I was consulted recently by a man who lost his wife due to inattention of nursing staff in an ICU. The medical negligence seemed obvious. The man asked me to represent him against the entity; but he also indicated that the risk manager of the hospital had contacted him and had indicated that the staff had made an error that resulted in the injury to his wife. The thing that drove the man to my office was that he felt insulted that the risk manager went on, in an attempt to minimize staff’s role, by telling him how sick his wife was, anyway, and that she would not have lasted more than a couple of years, even without the untoward events. That woman was everything to that man. She was his world. The risk manager, whether intentionally or otherwise, was diminishing their relationship and her worth. This was a mistake on his part that could and should have been avoided.

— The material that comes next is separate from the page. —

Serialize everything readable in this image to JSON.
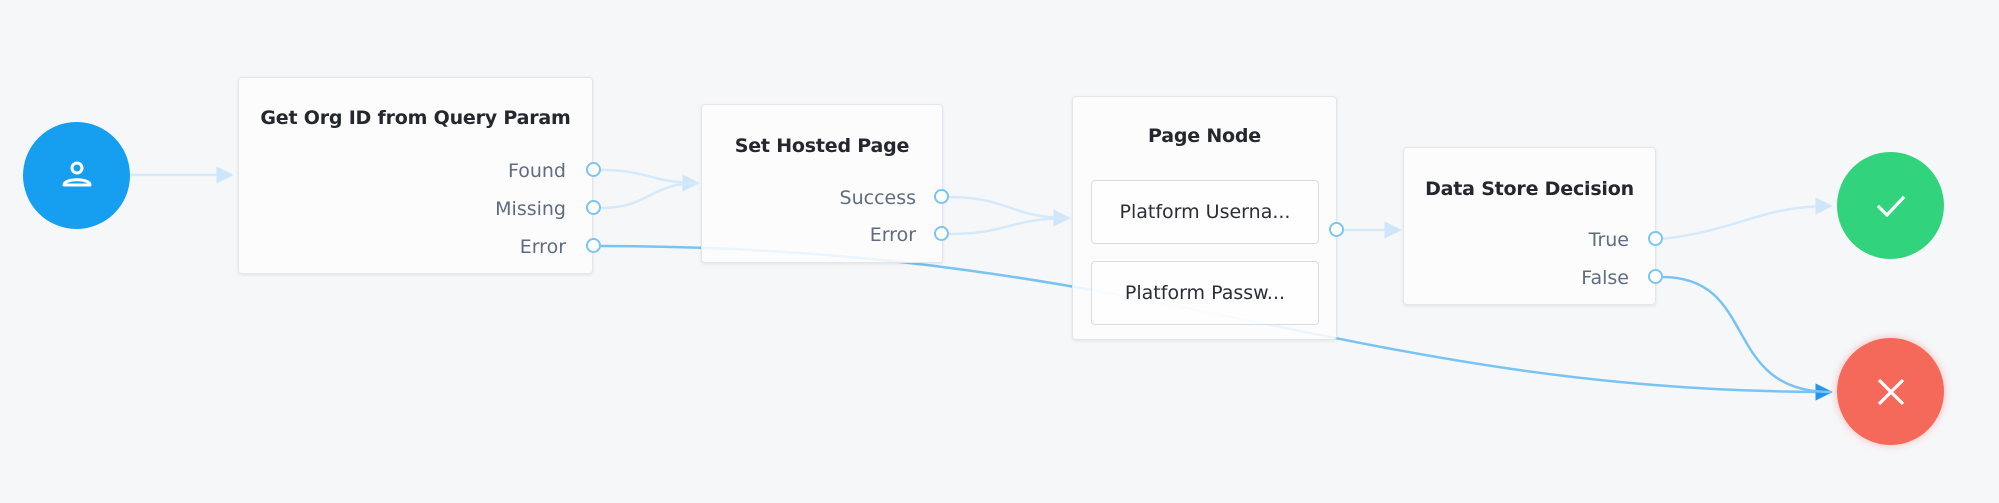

He was doing some things very well, though. The risk manager invited the widower to discuss compensation for his loss. (I felt that it was in the best interests of my potential client that I could advise him simply as to how I thought damages should be calculated and how he should approach risk management.) The two met several times and discussed the damages, the loss, and how sorry the risk manager was for this man’s loss. To make a long story short, my client settled the case with the risk manager within a few weeks. Although he settled for about sixty-five percent (65%) of what I saw as the value of the case for settlement purposes, he was able to get prompt resolution and pay a very minimal amount in attorney fees. He saved himself from a potential of years of litigation and probably would have received approximately the same net amount. At the same time, by being open and honest with the patient’s spouse, the risk manager saved the hospital the entire cost of litigation, including an extra $200,000 or so in damages, probably saving over $400,000 over a two or three year period of prospective litigation. By laying all the cards on the table, the hospital saved a lot of money, the risk manager was satisfied, the widower was satisfied to the extent possible, and I was happy that I could provide a service to my client that resulted in a real benefit to him.

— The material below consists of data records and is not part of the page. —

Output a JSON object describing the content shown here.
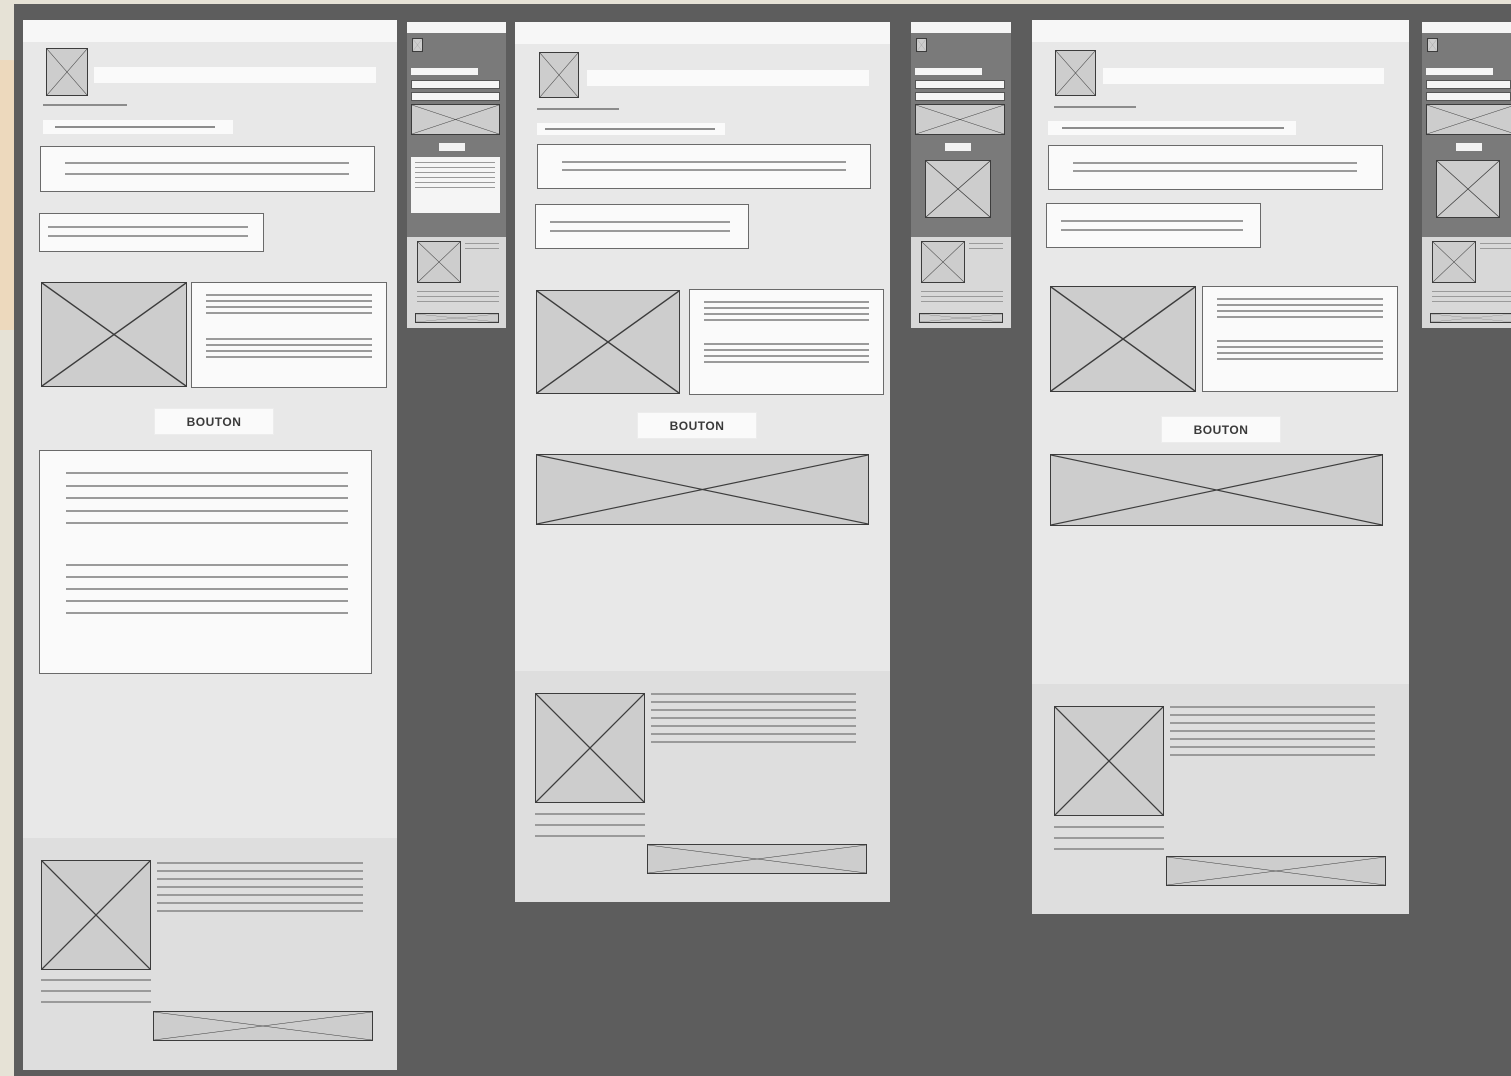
{
  "screen": {
    "accent_color": "#edd9bd",
    "canvas_color": "#5d5d5d",
    "board_color": "#e8e8e8"
  },
  "icons": {
    "placeholder": "image-placeholder-icon"
  },
  "boards": {
    "desktop_a": {
      "button_label": "BOUTON"
    },
    "desktop_b": {
      "button_label": "BOUTON"
    },
    "desktop_c": {
      "button_label": "BOUTON"
    }
  }
}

In essence, then, my advice to reduce risk is to remember that service is the central component of healthcare, that respect for patients and their safety must be of primary importance; and, in order to foster good relations (and many times avoid claims even where claims are warranted), good and caring communication is the key.

My perspective: I respect, admire and root for health care professionals who care for and give their all for their patients; and I get angered by, and feel disrespected by, and want to teach a lesson to, those healthcare professionals who do not care and/or who want to hide behind arrogance and pomposity.